ナカニシは歯科医が患者の歯を削るのに使う「ハンドピース」の製造販売が主力の医療機器メーカーだ。中西社長の祖父である敬一氏が1930年に創業し、父の崇介氏、英一氏と経営のバトンを引き継いできた。
中西社長の就任は上場を2カ月後に控えた2000年5月、35歳の若さだった。当時のハンドピース市場は欧米勢が強く、ナカニシの世界シェアは7~8%にとどまっていた。
中西社長はブランド力の強化と海外販売網の自社展開に取り組み、就任から20年で世界シェア25%を誇るトップメーカーに育て上げた。
08年のリーマン・ショックなど逆風もあったが、シェア獲得に合わせて業績も拡大。18年12月期の連結売上高は365億円、純利益は75億円とそろって過去最高となった。就任直後の01年2月期と比べた伸び率は売上高が4.1倍、純利益が5.5倍に達する。
上場後もナカニシの大株主には中西社長ら創業家が名を連ねる。中西社長はオーナー経営の利点を「背負えるリスクの度合いがサラリーマン経営者とまったく違う」と話す。失敗すれば昇進に響きかねない会社員と異なり、「自分の分身である会社を守るため、失敗を恐れず果敢に決断しなければいけない」。
大胆な判断が生きたのが、4~5月の新型コロナウイルスの感染拡大期だった。主要市場の欧米で都市封鎖が相次ぎ、顧客の歯科医院も多くが休業するなか、各地の販売拠点に「解雇はしない。できる範囲で営業を継続してくれ」と指示。従業員の一時帰休を決めた競合メーカーとは対照的な決断だった。

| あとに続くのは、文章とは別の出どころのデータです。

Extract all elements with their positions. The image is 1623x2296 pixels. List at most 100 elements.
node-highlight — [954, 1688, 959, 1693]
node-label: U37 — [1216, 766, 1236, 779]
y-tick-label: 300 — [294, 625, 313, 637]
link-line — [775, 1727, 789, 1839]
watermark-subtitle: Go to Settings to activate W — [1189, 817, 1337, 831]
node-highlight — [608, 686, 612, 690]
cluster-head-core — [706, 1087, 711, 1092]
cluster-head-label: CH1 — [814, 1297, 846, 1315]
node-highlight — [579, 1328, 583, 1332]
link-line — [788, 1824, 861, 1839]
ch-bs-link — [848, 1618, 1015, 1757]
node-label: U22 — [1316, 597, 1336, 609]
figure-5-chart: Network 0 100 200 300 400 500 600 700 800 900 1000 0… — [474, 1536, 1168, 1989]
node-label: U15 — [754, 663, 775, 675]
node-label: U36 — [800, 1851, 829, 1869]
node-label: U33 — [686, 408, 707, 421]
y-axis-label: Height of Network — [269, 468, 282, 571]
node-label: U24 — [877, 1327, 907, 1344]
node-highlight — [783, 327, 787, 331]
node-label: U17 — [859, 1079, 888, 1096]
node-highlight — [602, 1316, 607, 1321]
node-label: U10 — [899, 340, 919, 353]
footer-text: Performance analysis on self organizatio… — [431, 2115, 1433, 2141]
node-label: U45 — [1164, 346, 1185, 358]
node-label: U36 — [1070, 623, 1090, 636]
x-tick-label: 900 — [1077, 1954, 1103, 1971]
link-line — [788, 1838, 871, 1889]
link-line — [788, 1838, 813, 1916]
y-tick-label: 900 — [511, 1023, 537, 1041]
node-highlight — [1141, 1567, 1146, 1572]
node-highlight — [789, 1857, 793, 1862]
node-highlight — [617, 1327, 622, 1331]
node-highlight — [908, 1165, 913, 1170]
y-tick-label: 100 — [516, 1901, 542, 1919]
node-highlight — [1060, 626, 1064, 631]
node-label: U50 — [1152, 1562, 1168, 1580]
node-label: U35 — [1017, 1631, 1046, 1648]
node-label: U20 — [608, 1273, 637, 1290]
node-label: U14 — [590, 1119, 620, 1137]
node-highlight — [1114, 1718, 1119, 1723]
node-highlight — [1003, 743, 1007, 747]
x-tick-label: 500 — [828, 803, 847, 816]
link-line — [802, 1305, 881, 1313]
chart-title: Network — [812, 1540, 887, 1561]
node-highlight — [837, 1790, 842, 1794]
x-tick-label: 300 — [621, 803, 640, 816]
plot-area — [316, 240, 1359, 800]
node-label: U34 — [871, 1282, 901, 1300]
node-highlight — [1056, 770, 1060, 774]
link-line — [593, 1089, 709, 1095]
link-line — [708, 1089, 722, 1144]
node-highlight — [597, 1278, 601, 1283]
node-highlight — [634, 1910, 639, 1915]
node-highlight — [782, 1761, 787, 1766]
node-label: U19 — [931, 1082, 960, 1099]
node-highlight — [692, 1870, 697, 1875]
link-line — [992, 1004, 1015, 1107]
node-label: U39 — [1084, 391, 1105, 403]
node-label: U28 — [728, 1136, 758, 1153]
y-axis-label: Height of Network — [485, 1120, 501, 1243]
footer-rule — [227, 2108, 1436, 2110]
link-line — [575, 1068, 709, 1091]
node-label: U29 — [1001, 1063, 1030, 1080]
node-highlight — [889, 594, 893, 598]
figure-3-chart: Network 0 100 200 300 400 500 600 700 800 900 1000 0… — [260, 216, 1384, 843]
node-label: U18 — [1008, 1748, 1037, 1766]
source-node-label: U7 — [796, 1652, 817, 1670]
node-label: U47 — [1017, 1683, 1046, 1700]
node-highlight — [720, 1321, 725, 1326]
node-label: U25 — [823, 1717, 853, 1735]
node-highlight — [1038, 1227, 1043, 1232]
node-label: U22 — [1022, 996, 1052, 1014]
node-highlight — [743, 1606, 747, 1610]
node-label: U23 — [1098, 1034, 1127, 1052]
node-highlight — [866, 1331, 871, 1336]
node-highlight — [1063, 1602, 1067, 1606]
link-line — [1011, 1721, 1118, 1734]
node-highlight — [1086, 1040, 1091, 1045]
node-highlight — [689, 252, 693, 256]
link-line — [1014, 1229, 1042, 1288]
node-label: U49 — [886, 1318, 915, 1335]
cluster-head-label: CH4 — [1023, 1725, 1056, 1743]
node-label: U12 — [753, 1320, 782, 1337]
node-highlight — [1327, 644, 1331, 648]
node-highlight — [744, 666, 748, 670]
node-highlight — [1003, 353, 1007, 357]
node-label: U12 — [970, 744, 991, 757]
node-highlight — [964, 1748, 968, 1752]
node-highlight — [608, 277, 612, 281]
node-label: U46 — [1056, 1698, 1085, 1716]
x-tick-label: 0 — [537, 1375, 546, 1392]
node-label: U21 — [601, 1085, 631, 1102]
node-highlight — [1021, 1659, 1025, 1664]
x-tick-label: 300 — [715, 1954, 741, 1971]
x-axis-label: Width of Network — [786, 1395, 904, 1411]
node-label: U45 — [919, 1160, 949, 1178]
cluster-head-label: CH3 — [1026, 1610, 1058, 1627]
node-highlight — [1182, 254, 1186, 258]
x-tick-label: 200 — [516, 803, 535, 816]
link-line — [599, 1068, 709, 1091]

20年1~6月期は連結売上高が前年同期比21%減の136億円、純利益は同39%減の18億円と大幅な減収減益に見舞われたものの、「都市封鎖中の対応が医師から信頼獲得につながり、封鎖解除後はシェアを拡大できた」(中西社長)。トップダウンの経営判断が功を奏した形だ。
とはいえ、20年12月期は2期連続の減収減益を見込む。25年12月期に連結売上高で500億円を目指す6カ年の中期経営計画を2月に発表したばかりだが、出ばなをくじかれた格好となった。高い目標達成に向け、オーナーならではのスピード感ある経営判断を下せるか。中西社長の手腕に注目が集まる。